Anthony Watmough has averaged 57 points over Manly's three finals games, and Sonny Bill Williams is the top-priced back-rower still in Dream Team. They're the safe bets, but the third spot is wide open.
Mitchell Aubusson was the best performer of the rest in the regular season, but has had limited impact off the bench in the finals. Aidan Guerra was on fire last week but is no guarantee to keep his starting spot thanks to Cordner's return (keep an eye on the late mail for that one). Meanwhile Glenn Stewart has been a mixed bag in the finals, with scores of 60, 46, and 29.
Stewart did step up against the Roosters three weeks ago, with 42 tackles, six tackle breaks and 100+ run metres, and as a former Clive Churchill Medal winner he could be the man to live up to the big occasion again. Justin Horo, Jamie Buhrer and Frank-Paul Nuuausala are the riskier options.

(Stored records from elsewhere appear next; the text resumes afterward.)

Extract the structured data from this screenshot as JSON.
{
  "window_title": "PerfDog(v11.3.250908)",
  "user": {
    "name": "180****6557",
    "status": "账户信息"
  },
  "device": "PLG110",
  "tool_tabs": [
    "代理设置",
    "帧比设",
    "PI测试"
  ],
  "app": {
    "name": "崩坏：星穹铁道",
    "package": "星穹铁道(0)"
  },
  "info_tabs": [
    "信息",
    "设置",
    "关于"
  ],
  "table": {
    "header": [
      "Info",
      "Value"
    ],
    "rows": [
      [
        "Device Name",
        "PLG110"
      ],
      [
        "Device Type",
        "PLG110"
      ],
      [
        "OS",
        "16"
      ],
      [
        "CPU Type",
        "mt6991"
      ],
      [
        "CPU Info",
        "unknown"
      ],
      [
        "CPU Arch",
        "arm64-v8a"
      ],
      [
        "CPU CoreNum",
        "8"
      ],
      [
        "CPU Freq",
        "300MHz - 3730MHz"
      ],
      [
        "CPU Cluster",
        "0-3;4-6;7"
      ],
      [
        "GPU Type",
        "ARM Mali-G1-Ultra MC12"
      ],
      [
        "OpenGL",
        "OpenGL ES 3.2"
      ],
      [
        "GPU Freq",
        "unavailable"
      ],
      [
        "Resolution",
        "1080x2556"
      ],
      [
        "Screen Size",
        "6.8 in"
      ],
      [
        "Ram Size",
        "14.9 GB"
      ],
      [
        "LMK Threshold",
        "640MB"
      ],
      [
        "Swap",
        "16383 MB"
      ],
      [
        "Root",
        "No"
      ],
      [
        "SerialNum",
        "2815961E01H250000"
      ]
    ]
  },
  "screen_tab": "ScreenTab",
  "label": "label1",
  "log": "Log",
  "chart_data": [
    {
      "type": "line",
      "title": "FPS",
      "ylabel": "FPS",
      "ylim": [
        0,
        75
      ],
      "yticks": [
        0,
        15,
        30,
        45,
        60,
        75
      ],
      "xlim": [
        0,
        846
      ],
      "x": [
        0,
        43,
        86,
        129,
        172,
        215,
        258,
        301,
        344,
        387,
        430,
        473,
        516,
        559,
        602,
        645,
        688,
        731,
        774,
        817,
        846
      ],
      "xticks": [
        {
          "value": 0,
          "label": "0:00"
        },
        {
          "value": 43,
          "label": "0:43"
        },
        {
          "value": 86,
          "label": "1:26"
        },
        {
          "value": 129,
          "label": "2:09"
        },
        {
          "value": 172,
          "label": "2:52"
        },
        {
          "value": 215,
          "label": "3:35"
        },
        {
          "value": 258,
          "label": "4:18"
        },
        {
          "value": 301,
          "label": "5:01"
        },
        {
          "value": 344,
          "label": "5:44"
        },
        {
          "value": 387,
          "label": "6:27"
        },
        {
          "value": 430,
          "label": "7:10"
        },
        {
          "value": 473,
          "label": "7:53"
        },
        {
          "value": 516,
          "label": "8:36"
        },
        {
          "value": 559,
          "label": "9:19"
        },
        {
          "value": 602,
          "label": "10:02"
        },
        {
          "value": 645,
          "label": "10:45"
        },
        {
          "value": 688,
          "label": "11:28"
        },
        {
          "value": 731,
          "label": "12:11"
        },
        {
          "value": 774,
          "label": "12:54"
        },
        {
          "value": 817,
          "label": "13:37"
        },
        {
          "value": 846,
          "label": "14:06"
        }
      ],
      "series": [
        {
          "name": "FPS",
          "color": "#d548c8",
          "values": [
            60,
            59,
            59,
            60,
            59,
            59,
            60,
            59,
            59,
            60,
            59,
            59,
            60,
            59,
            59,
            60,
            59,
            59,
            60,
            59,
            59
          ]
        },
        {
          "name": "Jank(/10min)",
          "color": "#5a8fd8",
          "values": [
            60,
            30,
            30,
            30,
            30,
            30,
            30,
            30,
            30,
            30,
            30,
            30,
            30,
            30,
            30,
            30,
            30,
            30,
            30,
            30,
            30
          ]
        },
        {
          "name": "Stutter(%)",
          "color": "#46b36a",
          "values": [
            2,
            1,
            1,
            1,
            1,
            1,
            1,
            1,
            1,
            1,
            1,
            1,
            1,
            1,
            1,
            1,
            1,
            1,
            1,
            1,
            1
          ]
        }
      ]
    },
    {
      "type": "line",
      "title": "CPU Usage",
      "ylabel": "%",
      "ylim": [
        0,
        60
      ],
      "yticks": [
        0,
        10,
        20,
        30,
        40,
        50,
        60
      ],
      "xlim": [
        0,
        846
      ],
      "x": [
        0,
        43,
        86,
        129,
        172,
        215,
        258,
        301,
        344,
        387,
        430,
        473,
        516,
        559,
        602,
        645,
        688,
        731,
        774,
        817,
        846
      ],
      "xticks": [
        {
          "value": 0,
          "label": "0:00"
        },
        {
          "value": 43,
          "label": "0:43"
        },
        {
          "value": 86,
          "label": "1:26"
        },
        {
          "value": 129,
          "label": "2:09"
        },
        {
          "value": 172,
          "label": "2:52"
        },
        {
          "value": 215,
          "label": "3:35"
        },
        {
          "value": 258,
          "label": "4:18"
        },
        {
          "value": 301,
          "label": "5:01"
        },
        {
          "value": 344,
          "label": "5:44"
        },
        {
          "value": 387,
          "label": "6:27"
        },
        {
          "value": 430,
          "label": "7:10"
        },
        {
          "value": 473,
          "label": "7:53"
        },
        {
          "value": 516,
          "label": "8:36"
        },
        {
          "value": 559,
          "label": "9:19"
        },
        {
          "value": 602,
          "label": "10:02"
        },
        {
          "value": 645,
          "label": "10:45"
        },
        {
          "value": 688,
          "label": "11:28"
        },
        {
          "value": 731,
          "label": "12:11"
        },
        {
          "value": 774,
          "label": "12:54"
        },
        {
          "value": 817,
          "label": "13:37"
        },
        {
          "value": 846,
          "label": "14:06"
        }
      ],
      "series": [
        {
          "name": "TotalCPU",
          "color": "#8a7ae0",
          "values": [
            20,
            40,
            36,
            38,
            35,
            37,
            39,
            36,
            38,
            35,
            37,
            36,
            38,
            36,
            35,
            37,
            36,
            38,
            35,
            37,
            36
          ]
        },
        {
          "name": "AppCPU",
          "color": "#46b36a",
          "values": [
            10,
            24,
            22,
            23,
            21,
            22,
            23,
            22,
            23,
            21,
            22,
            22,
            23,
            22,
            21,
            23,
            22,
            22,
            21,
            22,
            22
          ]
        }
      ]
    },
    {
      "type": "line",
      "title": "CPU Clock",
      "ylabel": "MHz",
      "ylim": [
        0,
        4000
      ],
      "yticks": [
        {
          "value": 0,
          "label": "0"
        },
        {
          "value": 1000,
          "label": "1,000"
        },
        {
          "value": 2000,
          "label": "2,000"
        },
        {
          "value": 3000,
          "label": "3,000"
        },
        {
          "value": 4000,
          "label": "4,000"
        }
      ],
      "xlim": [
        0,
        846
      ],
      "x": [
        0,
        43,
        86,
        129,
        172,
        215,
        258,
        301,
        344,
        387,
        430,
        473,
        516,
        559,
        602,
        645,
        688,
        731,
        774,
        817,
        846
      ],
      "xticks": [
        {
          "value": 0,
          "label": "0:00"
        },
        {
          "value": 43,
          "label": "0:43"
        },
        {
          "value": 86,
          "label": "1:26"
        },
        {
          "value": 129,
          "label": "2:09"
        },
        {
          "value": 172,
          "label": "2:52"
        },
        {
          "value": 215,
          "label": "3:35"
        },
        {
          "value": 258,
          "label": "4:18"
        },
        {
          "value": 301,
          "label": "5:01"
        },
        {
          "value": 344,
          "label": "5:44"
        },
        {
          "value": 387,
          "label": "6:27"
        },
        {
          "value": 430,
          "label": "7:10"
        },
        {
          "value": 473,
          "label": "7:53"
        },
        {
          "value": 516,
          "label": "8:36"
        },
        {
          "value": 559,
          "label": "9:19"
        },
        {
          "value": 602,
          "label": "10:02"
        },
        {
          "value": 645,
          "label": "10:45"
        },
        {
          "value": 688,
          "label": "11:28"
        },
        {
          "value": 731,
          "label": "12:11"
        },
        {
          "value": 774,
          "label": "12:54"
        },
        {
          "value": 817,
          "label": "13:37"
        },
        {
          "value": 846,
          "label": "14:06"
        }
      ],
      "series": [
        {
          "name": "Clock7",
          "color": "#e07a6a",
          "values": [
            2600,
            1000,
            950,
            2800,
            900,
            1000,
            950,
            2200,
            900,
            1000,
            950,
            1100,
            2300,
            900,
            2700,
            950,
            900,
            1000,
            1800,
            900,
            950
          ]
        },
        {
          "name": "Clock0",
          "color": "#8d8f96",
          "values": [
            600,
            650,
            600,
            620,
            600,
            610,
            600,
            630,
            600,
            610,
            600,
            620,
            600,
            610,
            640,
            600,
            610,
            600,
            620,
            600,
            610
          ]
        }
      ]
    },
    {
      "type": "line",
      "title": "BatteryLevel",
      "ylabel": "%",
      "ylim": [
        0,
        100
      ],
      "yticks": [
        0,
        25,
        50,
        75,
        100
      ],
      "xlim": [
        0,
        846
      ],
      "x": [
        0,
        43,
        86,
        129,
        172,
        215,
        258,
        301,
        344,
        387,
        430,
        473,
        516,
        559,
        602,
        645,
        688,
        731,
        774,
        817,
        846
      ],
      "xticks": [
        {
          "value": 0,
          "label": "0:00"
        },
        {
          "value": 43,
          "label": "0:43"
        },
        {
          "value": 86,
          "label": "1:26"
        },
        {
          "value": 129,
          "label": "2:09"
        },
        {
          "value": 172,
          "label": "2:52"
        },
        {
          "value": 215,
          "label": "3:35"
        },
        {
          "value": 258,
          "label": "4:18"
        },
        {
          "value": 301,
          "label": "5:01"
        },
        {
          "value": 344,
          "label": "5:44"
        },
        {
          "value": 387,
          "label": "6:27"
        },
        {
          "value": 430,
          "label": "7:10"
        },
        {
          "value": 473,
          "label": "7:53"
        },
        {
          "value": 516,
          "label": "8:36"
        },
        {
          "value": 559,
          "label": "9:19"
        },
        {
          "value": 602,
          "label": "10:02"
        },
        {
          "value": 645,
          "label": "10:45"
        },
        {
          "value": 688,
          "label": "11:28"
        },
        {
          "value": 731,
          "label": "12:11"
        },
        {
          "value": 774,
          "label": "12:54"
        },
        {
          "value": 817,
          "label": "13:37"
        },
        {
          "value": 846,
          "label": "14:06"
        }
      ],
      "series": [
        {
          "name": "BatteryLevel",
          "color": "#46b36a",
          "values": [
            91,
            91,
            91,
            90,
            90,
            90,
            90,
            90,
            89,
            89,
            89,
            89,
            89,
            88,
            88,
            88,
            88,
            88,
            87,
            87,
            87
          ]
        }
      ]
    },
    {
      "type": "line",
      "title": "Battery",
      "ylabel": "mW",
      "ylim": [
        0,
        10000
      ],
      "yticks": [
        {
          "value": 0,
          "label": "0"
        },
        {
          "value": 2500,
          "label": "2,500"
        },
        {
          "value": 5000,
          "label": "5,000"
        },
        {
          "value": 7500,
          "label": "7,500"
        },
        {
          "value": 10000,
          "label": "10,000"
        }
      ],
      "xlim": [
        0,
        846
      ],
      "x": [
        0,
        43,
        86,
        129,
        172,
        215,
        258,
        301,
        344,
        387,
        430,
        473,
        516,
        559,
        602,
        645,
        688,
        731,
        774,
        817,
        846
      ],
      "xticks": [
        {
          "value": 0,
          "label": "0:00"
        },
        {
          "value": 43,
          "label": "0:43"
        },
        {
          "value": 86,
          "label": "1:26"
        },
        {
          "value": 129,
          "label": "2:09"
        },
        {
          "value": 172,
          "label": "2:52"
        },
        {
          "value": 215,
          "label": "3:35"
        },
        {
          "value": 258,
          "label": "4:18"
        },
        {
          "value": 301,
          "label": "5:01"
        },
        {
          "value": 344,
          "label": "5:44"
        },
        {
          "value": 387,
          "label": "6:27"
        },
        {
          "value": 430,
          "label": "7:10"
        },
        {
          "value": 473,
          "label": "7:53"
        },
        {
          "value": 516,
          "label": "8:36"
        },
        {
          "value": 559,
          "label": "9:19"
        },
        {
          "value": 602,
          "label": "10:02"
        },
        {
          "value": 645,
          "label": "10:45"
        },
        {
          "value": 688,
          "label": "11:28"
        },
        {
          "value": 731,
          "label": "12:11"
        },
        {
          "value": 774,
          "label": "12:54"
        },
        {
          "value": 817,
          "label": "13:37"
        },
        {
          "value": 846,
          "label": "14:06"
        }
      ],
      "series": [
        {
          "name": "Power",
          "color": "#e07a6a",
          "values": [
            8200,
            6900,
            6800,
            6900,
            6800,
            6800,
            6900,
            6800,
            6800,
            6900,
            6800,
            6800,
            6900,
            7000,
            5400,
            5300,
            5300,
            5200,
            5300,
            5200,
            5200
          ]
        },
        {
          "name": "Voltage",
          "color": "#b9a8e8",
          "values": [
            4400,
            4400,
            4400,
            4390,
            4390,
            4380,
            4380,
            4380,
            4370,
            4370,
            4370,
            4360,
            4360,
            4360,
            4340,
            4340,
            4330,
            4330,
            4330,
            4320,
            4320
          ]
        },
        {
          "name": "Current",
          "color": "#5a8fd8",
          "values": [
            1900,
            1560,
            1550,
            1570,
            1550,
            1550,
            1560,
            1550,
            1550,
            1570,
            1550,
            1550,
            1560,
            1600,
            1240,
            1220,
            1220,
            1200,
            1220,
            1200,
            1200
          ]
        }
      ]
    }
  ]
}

Daly Cherry-Evans is the obvious choice here, as the most expensive player left in Dream Team. He averaged better than 56 points a game during the regular season and is a great all-round player, meaning he scores well in tight games through kick metres and tackles and scores just as well when Manly dominates, through tackle breaks and try assists. His dominance of Manly's long kicking and his knack for finding the tryline mean Cherry-Evans is much more suited to Dream Team than his halves partner Kieran Foran.
Of the Roosters playmakers, James Maloney has been the standout during the regular season but Mitchell Pearce's Dream Team scoring has stepped up significantly in the finals. Pearce easily out-scored Maloney in both of the Roosters' finals matches so far, posting 59 and 62 compared with Maloney's 42 and 49. The two mains advantages Pearce has had over Maloney is kick metres (he's doubled Maloney's total in their two finals matches) and missed tackles (Maloney has missed a dozen tackles over the two games, Pearce has only missed five).
So if you're predicting another low-scoring affair, then Pearce is probably your man. If you reckon the Roosters will score a few points, then Maloney – who has more tries and line breaks this season than Pearce and is the Roosters' goalkicker – is likely to have the edge.
It's hard to go against star duo Jamie Lyon and Michael Jennings, who both hit the high 50s in their teams' wins last weeks. Of the other options, Steve Matai is a lottery (his scores have ranged from 60 down to -6 this season), while Shaun Kenny-Dowall is a quality attacking threat but simply hasn't had Jennings' consistency this year. Dual-position player Mitch Aubusson is the wildcard, and he could trump Lyon and Jennings if defence dominates the contest.
Peta Hiku has been great for Manly of late but will again miss the cut thanks to Brett Stewart's return, and Stewart himself is a risky option as his strengths on the field don't really translate to Dream Team stats. Jorge Taufua is a tackle-busting machine on his day but at $207,000 he's pricey, while fellow wingers David Williams, Roger Tuivasa-Sheck and Daniel Tupou are all capable of decent scores on their day – particularly if they find their way to the tryline.
The lack of certainties in this position makes it the perfect place to make a couple of gambles, or at least save some cash which could be better spent elsewhere.
Captain & vice captain
This is where the game will really be won and lost in Dream Team this weekend. With only 34 players to choose from, expect most teams to have a familiar look to them – which is where the captaincy and vice captaincy choices come in. Remember, your captain gets triple points and your vice captain gets double, so the right choice here can really shoot your team up the ladder.
For those playing it safe, Cherry-Evans is probably the smart option, but Watmough, SBW, Ballin, Friend, Cordner, Pearce and Maloney are all capable of producing a bumper score in the grand final. Go with your gut on this one, and it could well earn you bragging rights – or a cool $3000.